We could all agree on best villain (Frieza), debate our favorite fights (Goku vs. Cell! Goku vs. Vegeta! Piccolo vs. 17!), and even discuss the funniest moments (too many to list), but the thing I recall igniting the worst vitriolic attitudes from the fans was power levels.

Yes. Power levels. Those things that quickly became meme fodder once everyone figured out that “Over 9000?!?” was funny enough to put on a shirt. It was an unintentional ranking system that Toriyama quickly moved away from. As soon as Radditz arrive and started ranking people based on power levels, he realized his mistake. Every fan decided that there HAD to be a power level associated with the characters, and it was our job to figure it out.

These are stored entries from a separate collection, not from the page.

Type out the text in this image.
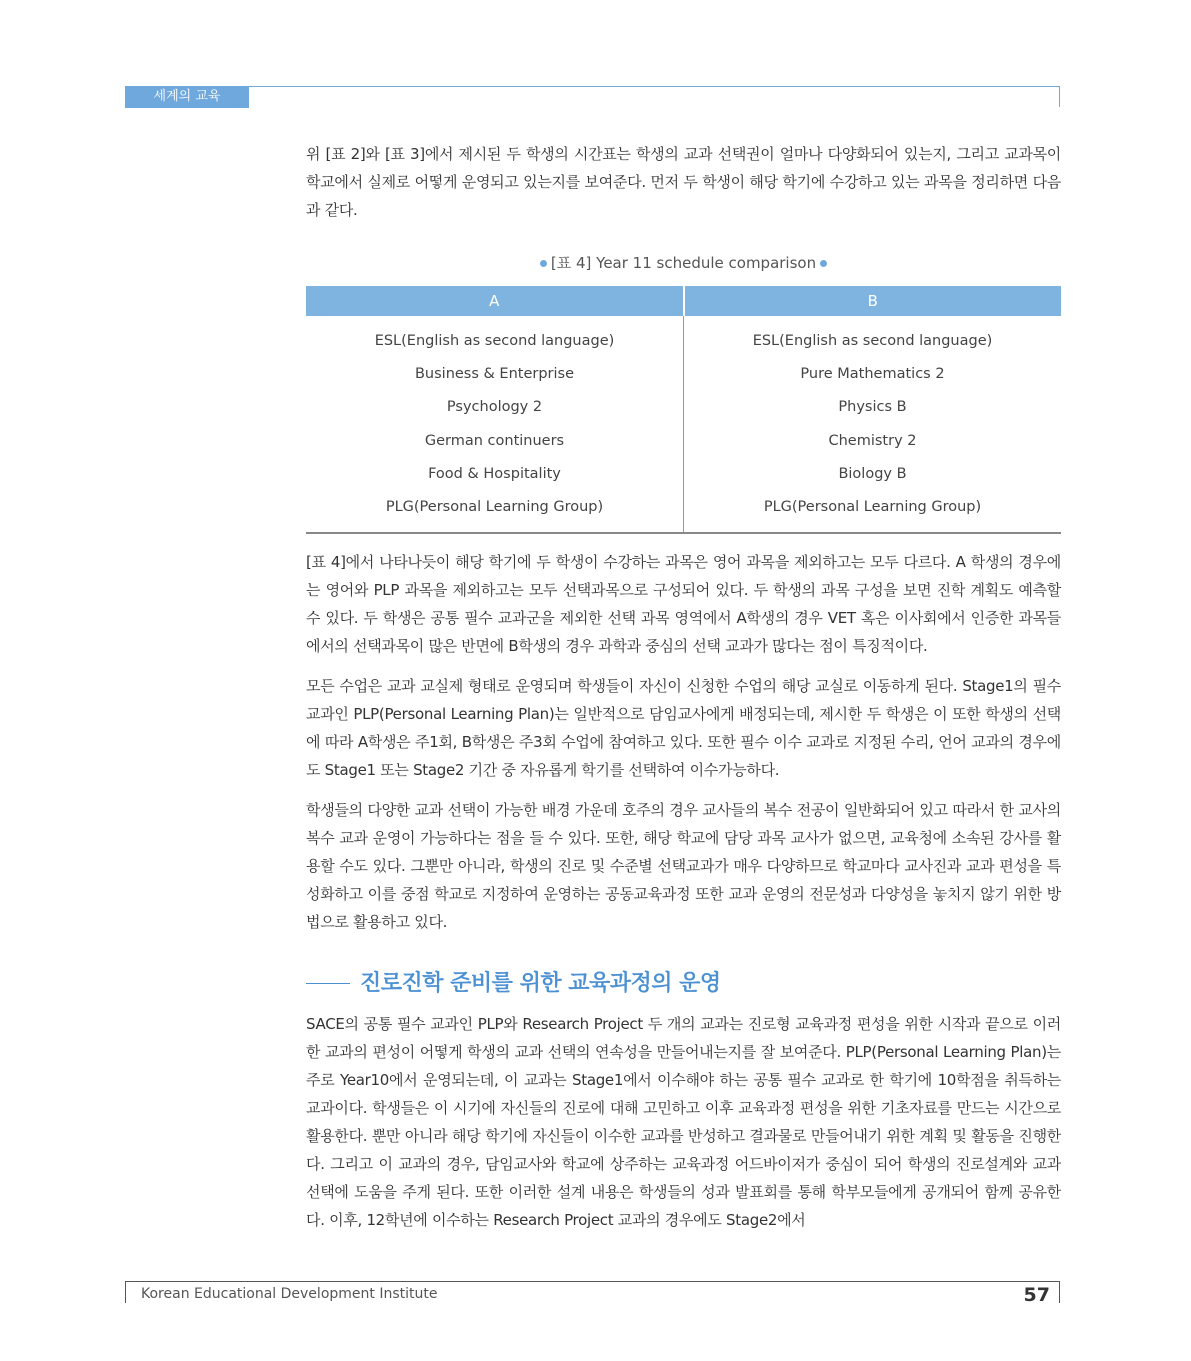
세계의 교육

위 [표 2]와 [표 3]에서 제시된 두 학생의 시간표는 학생의 교과 선택권이 얼마나 다양화되어 있는지, 그리고 교과목이 학교에서 실제로 어떻게 운영되고 있는지를 보여준다. 먼저 두 학생이 해당 학기에 수강하고 있는 과목을 정리하면 다음과 같다.

[표 4] Year 11 schedule comparison
A	B
ESL(English as second language)	ESL(English as second language)
Business & Enterprise	Pure Mathematics 2
Psychology 2	Physics B
German continuers	Chemistry 2
Food & Hospitality	Biology B
PLG(Personal Learning Group)	PLG(Personal Learning Group)

[표 4]에서 나타나듯이 해당 학기에 두 학생이 수강하는 과목은 영어 과목을 제외하고는 모두 다르다. A 학생의 경우에는 영어와 PLP 과목을 제외하고는 모두 선택과목으로 구성되어 있다. 두 학생의 과목 구성을 보면 진학 계획도 예측할 수 있다. 두 학생은 공통 필수 교과군을 제외한 선택 과목 영역에서 A학생의 경우 VET 혹은 이사회에서 인증한 과목들에서의 선택과목이 많은 반면에 B학생의 경우 과학과 중심의 선택 교과가 많다는 점이 특징적이다.

모든 수업은 교과 교실제 형태로 운영되며 학생들이 자신이 신청한 수업의 해당 교실로 이동하게 된다. Stage1의 필수교과인 PLP(Personal Learning Plan)는 일반적으로 담임교사에게 배정되는데, 제시한 두 학생은 이 또한 학생의 선택에 따라 A학생은 주1회, B학생은 주3회 수업에 참여하고 있다. 또한 필수 이수 교과로 지정된 수리, 언어 교과의 경우에도 Stage1 또는 Stage2 기간 중 자유롭게 학기를 선택하여 이수가능하다.

학생들의 다양한 교과 선택이 가능한 배경 가운데 호주의 경우 교사들의 복수 전공이 일반화되어 있고 따라서 한 교사의 복수 교과 운영이 가능하다는 점을 들 수 있다. 또한, 해당 학교에 담당 과목 교사가 없으면, 교육청에 소속된 강사를 활용할 수도 있다. 그뿐만 아니라, 학생의 진로 및 수준별 선택교과가 매우 다양하므로 학교마다 교사진과 교과 편성을 특성화하고 이를 중점 학교로 지정하여 운영하는 공동교육과정 또한 교과 운영의 전문성과 다양성을 놓치지 않기 위한 방법으로 활용하고 있다.

진로진학 준비를 위한 교육과정의 운영

SACE의 공통 필수 교과인 PLP와 Research Project 두 개의 교과는 진로형 교육과정 편성을 위한 시작과 끝으로 이러한 교과의 편성이 어떻게 학생의 교과 선택의 연속성을 만들어내는지를 잘 보여준다. PLP(Personal Learning Plan)는 주로 Year10에서 운영되는데, 이 교과는 Stage1에서 이수해야 하는 공통 필수 교과로 한 학기에 10학점을 취득하는 교과이다. 학생들은 이 시기에 자신들의 진로에 대해 고민하고 이후 교육과정 편성을 위한 기초자료를 만드는 시간으로 활용한다. 뿐만 아니라 해당 학기에 자신들이 이수한 교과를 반성하고 결과물로 만들어내기 위한 계획 및 활동을 진행한다. 그리고 이 교과의 경우, 담임교사와 학교에 상주하는 교육과정 어드바이저가 중심이 되어 학생의 진로설계와 교과 선택에 도움을 주게 된다. 또한 이러한 설계 내용은 학생들의 성과 발표회를 통해 학부모들에게 공개되어 함께 공유한다. 이후, 12학년에 이수하는 Research Project 교과의 경우에도 Stage2에서

Korean Educational Development Institute	57
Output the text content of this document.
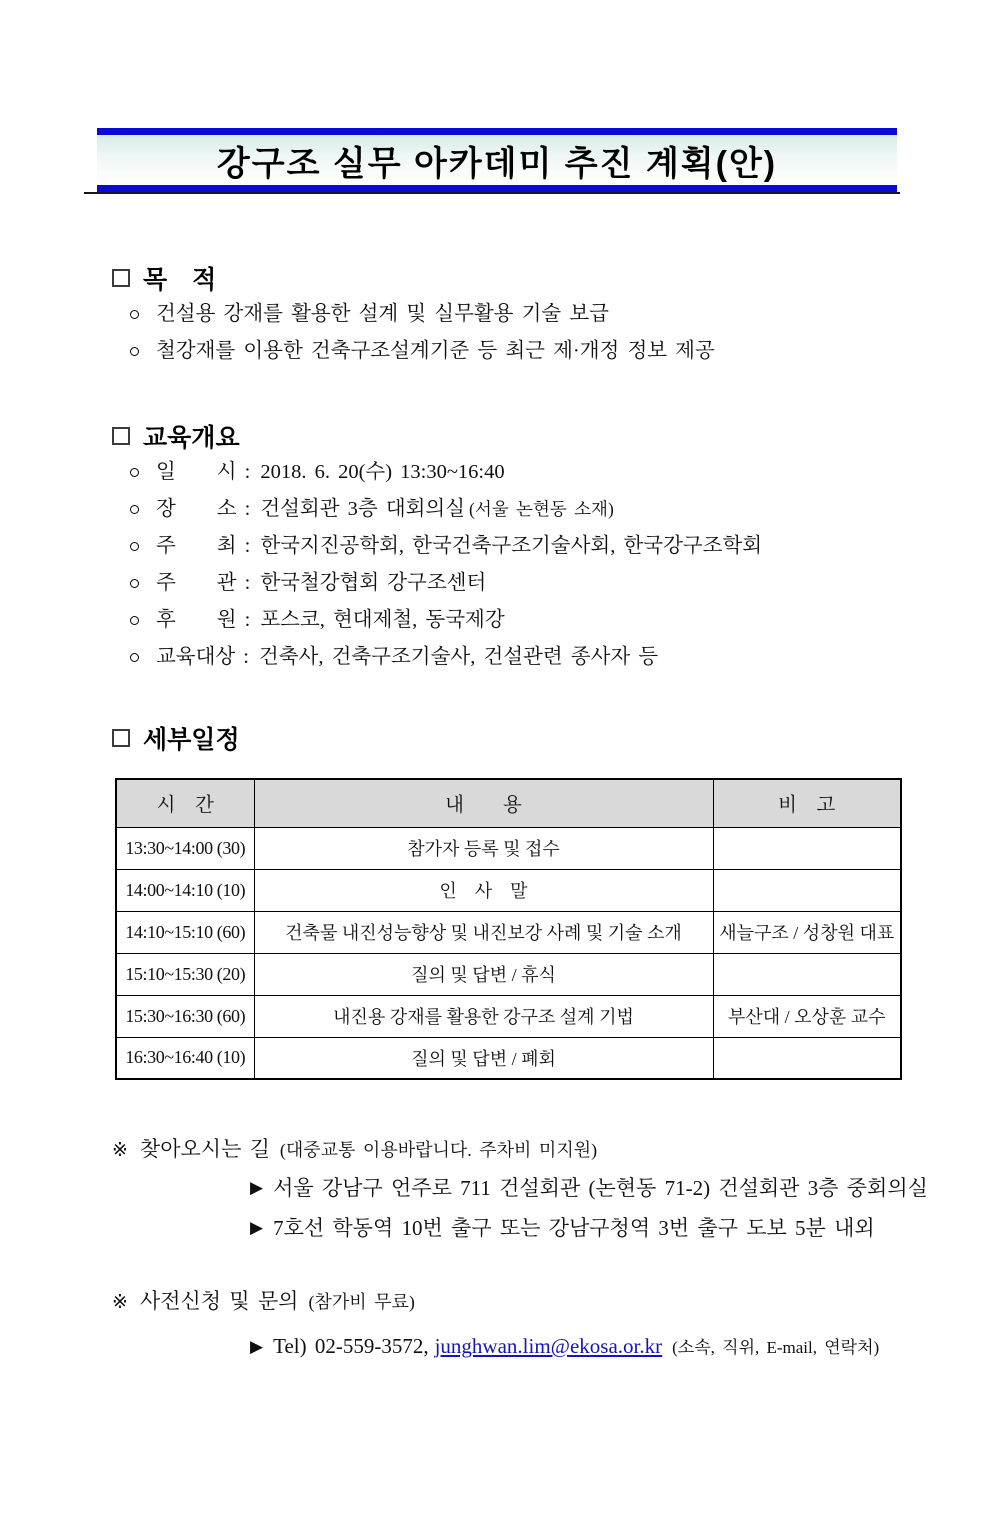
강구조 실무 아카데미 추진 계획(안)
목 적
건설용 강재를 활용한 설계 및 실무활용 기술 보급
철강재를 이용한 건축구조설계기준 등 최근 제·개정 정보 제공
교육개요
일  시 : 2018. 6. 20(수) 13:30~16:40
장  소 : 건설회관 3층 대회의실 (서울 논현동 소재)
주  최 : 한국지진공학회, 한국건축구조기술사회, 한국강구조학회
주  관 : 한국철강협회 강구조센터
후  원 : 포스코, 현대제철, 동국제강
교육대상 : 건축사, 건축구조기술사, 건설관련 종사자 등
세부일정
시 간	내  용	비 고
13:30~14:00 (30)	참가자 등록 및 접수	
14:00~14:10 (10)	인 사 말	
14:10~15:10 (60)	건축물 내진성능향상 및 내진보강 사례 및 기술 소개	새늘구조 / 성창원 대표
15:10~15:30 (20)	질의 및 답변 / 휴식	
15:30~16:30 (60)	내진용 강재를 활용한 강구조 설계 기법	부산대 / 오상훈 교수
16:30~16:40 (10)	질의 및 답변 / 폐회	
※ 찾아오시는 길 (대중교통 이용바랍니다. 주차비 미지원)
▶ 서울 강남구 언주로 711 건설회관 (논현동 71-2) 건설회관 3층 중회의실
▶ 7호선 학동역 10번 출구 또는 강남구청역 3번 출구 도보 5분 내외
※ 사전신청 및 문의 (참가비 무료)
▶ Tel) 02-559-3572, junghwan.lim@ekosa.or.kr (소속, 직위, E-mail, 연락처)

Hell, somewhere on my computer I have a Word.doc that is literally just my best, estimated power levels from the “Android” and “Cell” Sagas. (That’s right, I was a special kind of 14-year old. Wouldn’t write an English essay, but I’ll spend 50 minutes creating fake things about fake things.)

They were critical for giving us an idea of how far those characters have grown. There was a hierarchy to the characters, who was the strongest (Goku, but only when he channeled the Spirit Bomb), who was the resting strongest (Mystic Gohan, right?), who was the 2nd strongest (Vegeta, but like, only that time he got REEEEALLY mad), etc.

See, you’re already bored reading all these nonsensical ranking systems.

This type of mindset made discussing ANYTHING DragonBall related awful.

Then, Beerus shows up.

And beats EVERYONE.

No, not just beats. Annihilates.

Everything that we loved from the original series he smashed through, like a brick through a glass tower. It’s as if Toriyama decided that if he was going to make something new, he needed to smash down what had been, effectively, a cancer. The idea that power levels matter and there HAS to be a ranking system. Mystic Gohan HAS to be the strongest on the planet because he could fight Super Buu at THIS level and-

None of it matters.

Because to Beerus, it doesn’t matter.

Beerus, as a God of Destruction, wants to cull the universe of planets the same way a gardener pulls weeds. He is above pesky interactions and proves that he is a true deity. (when he’s not getting upset about getting shot with a water gun.) His role is to destroy, and that’s exactly what he did to mine, and thousand’s of other DBZ fanboy’s, firmly held beliefs.

That the universe HAS to make sense and things HAVE to be done a certain way and NOTHING can change that.

DragonBall Z ended with the notion that Goku was the strongest in the universe and everything would be safe. Beerus is the notion that nothing will ever be safe, so don’t ever be satisfied with where you are.

Grow. Do more. Because even if you think you’ve plateaued and hit the highest point possible, you turn around, look up, and see the peak of an even higher mountain looking down at you.